(Jon Keegan for USN&WR)
When it comes to your 529 college savings plan, it’s the little things that count. Just ask Randy McCready. The Milwaukee father is saving money in his daughter’s tax-deferred 529 a penny at a time—literally.
McCready signed up with Upromise, one of a handful of rebate programs that let parents save for college every time they shop. He earns 1 cent per gallon when he fills up his gas tank at Mobil or Exxon stations. What’s more, because McCready uses his Citibank Upromise MasterCard, he gets an additional 1 percent rebate.
In August, the gas rebates netted his 6-year-old daughter, Molly, $2.77 for her 529 account. “I know, it doesn’t sound like much,” says McCready, financial aid director at the University of Wisconsin-Parkside. “But it’s surprising how quickly it all adds up.” In five years through Upromise, McCready has saved more than $1,600 in Molly’s 529. In the grand scheme of things, $1,600 is probably a drop in the bucket of what’s needed to pay for many colleges. But parents who use 529 plans—and the states that sponsor these tax-deferred savings and investing accounts—are coming to realize that it’s the little things that matter.
In the decade since 529 plans were launched, these accounts, which are offered by virtually every state, have soared in popularity. About $105 billion is invested in the 80 or so 529 plans that parents can choose from (you aren’t limited to just your in-state plan), about double the 2004 level. And 529 assets are expected to double again by 2010, according to a Financial Research Corp. estimate.
The growth follows major improvements to 529s, named for the section of the tax code that gave birth to the 401(k)-like accounts in 1997. Withdrawals from 529s used to be taxed at the child’s rate. No longer. First, the federal government temporarily made withdrawals for qualified educational expenses completely tax free. Last year, Congress made tax-free withdrawals permanent.
Stacking Up the College-Savings Rebates
Three major college rebate programs help shoppers save for school, a few pennies at a time.
*Does not include rebates at more than 7,000 restaurants.
What’s more, assets held in 529s and most college savings vehicles aren’t considered the child’s, even if the student beneficiary technically owns the account. That’s a major help when it’s time to apply for college financial aid, since the federal aid formula considers up to 20 percent of a child’s assets as fair game for paying for college (versus 5.6 percent for a parent).
“The big battles have been won,” says John Heywood, a principal with the Vanguard Group who heads up the mutual fund company’s education savings plans. Now, states and parents must focus their attention on smaller issues:
Fees. Competition among financial services firms is driving down 529 plan fees and expenses, often as state plans are put up for rebid to firms that manage them. Take Fidelity. Last year, the mutual fund giant won the contract for California’s direct-sold 529, which used to be managed by TIAA-CREF (a separate California 529 plan is sold through brokers). Fidelity agreed to expand the plan’s investment options and to include a low-cost index-fund option that charges just 0.5 percent in annual management fees, less than previously offered funds.
While a difference in annual fees of 0.5 percent and, say, 1 percent may sound slight, it can mount up. Say you invest $20,000 in similar investments in two different 529 plans. And let’s say both earn 8 percent a year gross. But Plan A charges 1 percent in total annual management fees, leaving you with a net return of 7 percent a year. And Plan B charges just 0.5 percent, for a net gain of 7.5 percent. Over an 18-year stretch, you would earn $5,900 more in Plan B.
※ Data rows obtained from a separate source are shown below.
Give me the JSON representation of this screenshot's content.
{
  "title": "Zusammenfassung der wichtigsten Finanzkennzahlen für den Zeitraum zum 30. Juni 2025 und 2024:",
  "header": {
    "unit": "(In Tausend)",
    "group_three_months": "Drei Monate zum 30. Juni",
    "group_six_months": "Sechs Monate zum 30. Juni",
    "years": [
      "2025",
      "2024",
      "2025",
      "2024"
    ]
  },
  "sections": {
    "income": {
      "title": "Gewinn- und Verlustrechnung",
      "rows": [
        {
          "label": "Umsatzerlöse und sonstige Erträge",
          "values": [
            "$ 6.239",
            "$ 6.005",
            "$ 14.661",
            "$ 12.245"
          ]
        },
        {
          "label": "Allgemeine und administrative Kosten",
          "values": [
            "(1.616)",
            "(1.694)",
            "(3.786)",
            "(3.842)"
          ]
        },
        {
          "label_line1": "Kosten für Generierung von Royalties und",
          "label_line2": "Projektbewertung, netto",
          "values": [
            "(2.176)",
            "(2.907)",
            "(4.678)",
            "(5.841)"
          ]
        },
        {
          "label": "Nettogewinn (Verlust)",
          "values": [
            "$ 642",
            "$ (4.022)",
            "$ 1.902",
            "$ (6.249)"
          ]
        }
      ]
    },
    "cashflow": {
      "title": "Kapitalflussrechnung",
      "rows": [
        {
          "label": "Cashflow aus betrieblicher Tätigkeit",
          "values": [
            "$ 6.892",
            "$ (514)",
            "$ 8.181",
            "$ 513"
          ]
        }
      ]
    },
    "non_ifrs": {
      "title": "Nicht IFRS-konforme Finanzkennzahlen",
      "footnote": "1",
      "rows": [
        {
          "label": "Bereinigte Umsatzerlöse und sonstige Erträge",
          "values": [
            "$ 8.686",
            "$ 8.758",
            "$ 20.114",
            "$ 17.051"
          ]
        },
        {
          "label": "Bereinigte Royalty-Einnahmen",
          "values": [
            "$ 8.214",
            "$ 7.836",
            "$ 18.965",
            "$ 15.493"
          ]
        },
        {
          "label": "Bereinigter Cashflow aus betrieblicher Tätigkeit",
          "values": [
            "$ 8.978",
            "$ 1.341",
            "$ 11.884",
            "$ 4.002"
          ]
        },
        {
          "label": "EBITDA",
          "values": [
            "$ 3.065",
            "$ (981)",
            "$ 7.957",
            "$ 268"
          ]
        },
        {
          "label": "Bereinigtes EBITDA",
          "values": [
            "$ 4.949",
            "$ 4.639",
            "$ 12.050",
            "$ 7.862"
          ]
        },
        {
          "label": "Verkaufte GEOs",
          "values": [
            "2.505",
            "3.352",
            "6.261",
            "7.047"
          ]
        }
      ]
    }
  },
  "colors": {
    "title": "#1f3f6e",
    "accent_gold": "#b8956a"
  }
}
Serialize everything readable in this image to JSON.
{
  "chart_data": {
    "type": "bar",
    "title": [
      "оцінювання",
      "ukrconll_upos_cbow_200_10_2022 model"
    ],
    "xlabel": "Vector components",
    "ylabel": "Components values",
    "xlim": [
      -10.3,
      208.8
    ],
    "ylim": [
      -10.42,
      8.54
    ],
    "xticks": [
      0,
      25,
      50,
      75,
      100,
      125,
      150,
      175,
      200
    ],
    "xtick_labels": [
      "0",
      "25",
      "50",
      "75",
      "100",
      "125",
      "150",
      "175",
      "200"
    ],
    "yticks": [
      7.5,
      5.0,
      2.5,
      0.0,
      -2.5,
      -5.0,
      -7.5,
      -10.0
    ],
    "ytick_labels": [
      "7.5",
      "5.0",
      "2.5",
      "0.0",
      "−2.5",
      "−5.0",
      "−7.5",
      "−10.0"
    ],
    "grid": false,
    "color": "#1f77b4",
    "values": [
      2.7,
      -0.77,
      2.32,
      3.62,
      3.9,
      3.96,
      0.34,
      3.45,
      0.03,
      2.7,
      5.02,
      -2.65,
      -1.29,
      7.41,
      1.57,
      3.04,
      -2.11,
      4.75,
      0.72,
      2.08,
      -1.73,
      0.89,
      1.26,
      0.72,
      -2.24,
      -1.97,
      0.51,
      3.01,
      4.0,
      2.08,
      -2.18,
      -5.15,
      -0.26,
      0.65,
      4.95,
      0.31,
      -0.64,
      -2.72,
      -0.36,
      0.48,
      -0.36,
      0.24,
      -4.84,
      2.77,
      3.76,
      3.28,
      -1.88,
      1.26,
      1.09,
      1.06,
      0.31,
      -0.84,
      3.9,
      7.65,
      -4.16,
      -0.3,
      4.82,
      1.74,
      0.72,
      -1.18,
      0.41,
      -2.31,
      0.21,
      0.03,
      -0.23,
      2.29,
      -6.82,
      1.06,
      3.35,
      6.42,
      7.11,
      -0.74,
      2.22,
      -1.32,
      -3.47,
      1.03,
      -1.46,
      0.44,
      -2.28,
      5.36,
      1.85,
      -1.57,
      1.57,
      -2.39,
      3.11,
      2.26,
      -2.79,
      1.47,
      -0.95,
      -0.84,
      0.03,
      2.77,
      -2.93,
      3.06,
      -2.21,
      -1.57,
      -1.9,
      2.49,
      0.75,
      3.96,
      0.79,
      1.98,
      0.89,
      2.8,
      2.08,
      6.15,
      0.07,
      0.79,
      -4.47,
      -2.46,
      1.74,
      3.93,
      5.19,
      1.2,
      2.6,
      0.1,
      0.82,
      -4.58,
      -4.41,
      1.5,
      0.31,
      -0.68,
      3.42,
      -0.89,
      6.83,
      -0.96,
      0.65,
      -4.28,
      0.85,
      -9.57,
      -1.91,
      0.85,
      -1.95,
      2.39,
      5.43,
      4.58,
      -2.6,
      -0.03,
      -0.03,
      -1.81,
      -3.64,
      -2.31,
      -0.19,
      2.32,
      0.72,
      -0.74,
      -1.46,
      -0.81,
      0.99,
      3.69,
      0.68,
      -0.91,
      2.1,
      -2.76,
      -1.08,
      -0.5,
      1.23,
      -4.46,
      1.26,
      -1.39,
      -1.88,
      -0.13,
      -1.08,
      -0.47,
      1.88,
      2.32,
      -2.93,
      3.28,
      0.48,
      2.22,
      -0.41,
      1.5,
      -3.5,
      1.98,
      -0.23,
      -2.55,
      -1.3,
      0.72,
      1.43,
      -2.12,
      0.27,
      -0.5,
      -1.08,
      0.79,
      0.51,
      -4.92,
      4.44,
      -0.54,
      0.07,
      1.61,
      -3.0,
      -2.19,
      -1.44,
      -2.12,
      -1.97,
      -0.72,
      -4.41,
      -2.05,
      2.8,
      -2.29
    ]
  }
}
Investment choices. More plans are now offering families a choice of investing in actively managed funds or low-cost index funds, which simply invest in all the stocks or bonds in a market index. And banking products like certificates of deposit have moved into 529s. Plans in Arizona, Hawaii, Montana, and Ohio all offer parents the choice of investing college savings dollars in CDs, which will appeal to parents looking to protect savings from market losses as their kids near college age.
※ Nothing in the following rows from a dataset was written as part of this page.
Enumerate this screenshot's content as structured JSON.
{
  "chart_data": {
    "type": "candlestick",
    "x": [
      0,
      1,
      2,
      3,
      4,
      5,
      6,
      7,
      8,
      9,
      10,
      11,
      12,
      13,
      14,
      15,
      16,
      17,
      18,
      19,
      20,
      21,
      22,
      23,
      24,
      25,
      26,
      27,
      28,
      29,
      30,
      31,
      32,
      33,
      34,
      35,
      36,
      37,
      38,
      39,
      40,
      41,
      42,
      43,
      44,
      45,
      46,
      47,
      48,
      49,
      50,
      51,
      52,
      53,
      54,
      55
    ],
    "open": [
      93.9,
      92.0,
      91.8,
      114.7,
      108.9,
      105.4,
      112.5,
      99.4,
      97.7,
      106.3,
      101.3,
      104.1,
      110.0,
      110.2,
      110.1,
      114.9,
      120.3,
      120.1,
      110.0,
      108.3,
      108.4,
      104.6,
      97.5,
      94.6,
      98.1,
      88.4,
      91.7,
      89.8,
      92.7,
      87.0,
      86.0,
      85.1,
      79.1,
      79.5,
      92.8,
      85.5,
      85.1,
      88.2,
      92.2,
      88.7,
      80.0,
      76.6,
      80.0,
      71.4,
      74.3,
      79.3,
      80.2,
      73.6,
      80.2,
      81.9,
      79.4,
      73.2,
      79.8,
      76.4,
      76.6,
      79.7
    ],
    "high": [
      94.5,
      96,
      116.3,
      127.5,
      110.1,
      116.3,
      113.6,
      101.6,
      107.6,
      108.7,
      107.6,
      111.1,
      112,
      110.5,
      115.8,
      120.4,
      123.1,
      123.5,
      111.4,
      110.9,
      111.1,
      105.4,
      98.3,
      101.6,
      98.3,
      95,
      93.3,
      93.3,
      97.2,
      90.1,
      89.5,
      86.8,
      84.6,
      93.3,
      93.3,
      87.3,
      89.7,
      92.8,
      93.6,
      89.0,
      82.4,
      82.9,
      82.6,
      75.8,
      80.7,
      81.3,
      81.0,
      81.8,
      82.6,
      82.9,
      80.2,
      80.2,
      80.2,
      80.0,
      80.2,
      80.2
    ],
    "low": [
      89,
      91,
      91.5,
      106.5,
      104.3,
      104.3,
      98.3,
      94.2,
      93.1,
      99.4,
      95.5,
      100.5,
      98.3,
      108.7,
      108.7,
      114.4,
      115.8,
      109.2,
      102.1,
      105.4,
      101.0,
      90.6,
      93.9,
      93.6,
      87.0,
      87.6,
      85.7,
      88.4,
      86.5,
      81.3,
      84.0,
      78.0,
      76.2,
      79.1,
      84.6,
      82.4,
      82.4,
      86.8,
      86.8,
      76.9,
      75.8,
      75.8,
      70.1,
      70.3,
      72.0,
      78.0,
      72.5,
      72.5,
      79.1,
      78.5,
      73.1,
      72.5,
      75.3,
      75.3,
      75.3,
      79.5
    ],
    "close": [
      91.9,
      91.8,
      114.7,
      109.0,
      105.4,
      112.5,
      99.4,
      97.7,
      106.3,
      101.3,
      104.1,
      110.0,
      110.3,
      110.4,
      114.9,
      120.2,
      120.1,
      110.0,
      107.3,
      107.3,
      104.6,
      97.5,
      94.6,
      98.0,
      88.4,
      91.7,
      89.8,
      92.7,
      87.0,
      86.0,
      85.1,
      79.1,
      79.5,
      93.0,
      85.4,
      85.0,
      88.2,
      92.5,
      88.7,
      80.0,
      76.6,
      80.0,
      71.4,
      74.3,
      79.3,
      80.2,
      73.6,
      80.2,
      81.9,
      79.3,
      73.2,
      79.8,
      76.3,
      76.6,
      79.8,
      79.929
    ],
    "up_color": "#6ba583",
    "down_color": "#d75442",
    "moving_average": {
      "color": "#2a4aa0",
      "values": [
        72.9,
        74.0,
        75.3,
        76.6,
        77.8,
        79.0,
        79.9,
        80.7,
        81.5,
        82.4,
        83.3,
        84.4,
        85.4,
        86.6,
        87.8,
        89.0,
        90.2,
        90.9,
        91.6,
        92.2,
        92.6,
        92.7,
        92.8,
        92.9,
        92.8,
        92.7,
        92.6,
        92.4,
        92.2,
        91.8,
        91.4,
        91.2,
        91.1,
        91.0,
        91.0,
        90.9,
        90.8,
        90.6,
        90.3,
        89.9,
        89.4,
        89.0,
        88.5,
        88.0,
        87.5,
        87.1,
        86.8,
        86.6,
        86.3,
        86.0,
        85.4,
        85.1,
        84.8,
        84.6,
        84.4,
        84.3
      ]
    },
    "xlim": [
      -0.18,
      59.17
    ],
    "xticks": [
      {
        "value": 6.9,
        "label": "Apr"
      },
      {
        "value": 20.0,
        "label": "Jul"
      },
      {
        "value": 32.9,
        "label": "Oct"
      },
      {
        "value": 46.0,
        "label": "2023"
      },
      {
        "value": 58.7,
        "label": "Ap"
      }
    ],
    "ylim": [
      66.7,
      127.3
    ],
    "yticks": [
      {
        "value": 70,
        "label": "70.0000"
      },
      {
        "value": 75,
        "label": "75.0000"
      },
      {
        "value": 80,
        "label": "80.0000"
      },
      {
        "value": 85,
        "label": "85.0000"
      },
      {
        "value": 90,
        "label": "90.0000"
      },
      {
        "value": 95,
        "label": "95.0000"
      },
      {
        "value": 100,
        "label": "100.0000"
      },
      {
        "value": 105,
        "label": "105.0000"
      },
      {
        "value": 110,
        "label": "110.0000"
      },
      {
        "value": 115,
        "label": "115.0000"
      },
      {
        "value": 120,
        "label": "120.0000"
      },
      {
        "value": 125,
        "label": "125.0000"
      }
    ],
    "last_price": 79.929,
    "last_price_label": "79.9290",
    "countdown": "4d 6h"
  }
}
Tax deductions. While more than 30 states offer their residents a state tax break for investing in a 529, most make these breaks available only to parents who choose the in-state plan. But now a few states, including Kansas, Maine, and Pennsylvania, are offering state tax deductions to residents who put money in any 529 plan. It’s too soon to tell if this is the start of a real trend, but similar tax parity legislation has been introduced in nearly a dozen other states.
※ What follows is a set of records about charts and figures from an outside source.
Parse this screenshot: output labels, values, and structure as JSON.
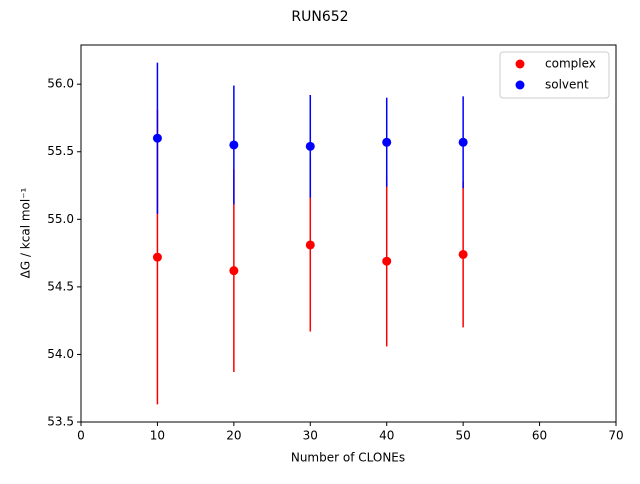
{
  "chart_data": {
    "type": "errorbar-scatter",
    "title": "RUN652",
    "x_label": "Number of CLONEs",
    "y_label": "ΔG / kcal mol⁻¹",
    "x": [
      10,
      20,
      30,
      40,
      50
    ],
    "series": [
      {
        "name": "complex",
        "color": "#ff0000",
        "values": [
          54.72,
          54.62,
          54.81,
          54.69,
          54.74
        ],
        "errors": [
          1.09,
          0.75,
          0.64,
          0.63,
          0.54
        ]
      },
      {
        "name": "solvent",
        "color": "#0000ff",
        "values": [
          55.6,
          55.55,
          55.54,
          55.57,
          55.57
        ],
        "errors": [
          0.56,
          0.44,
          0.38,
          0.33,
          0.34
        ]
      }
    ],
    "xlim": [
      0,
      70
    ],
    "xticks": [
      0,
      10,
      20,
      30,
      40,
      50,
      60,
      70
    ],
    "ylim": [
      53.5,
      56.29
    ],
    "yticks": [
      {
        "value": 53.5,
        "label": "53.5"
      },
      {
        "value": 54,
        "label": "54.0"
      },
      {
        "value": 54.5,
        "label": "54.5"
      },
      {
        "value": 55,
        "label": "55.0"
      },
      {
        "value": 55.5,
        "label": "55.5"
      },
      {
        "value": 56,
        "label": "56.0"
      }
    ],
    "legend": "upper right"
  }
}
Rebates. Whatever the states do, parents can help themselves by using rebate programs tied to 529s. They include Upromise, BabyMint, and Little Grad. Each site offers rebates every time you shop at a partner merchant, and those savings can eventually be deposited into a college savings account.
Of course, families may save more by shopping for lower-priced merchandise instead of hunting for a rebate tied to name-brand goods. And some basic credit cards offer customers a 2 percent rebate on many purchases.
But Lisa Roll, a Upromise member who works as a financial adviser, wonders what the odds are that you’ll take every last penny of savings through a basic rebate credit card and deposit it into a 529 for your child. “This way, at least, you can kind of put everything on autopilot,” Roll says. And getting college finances on autopilot is certainly a small way that parents can achieve surprisingly big savings in their 529s.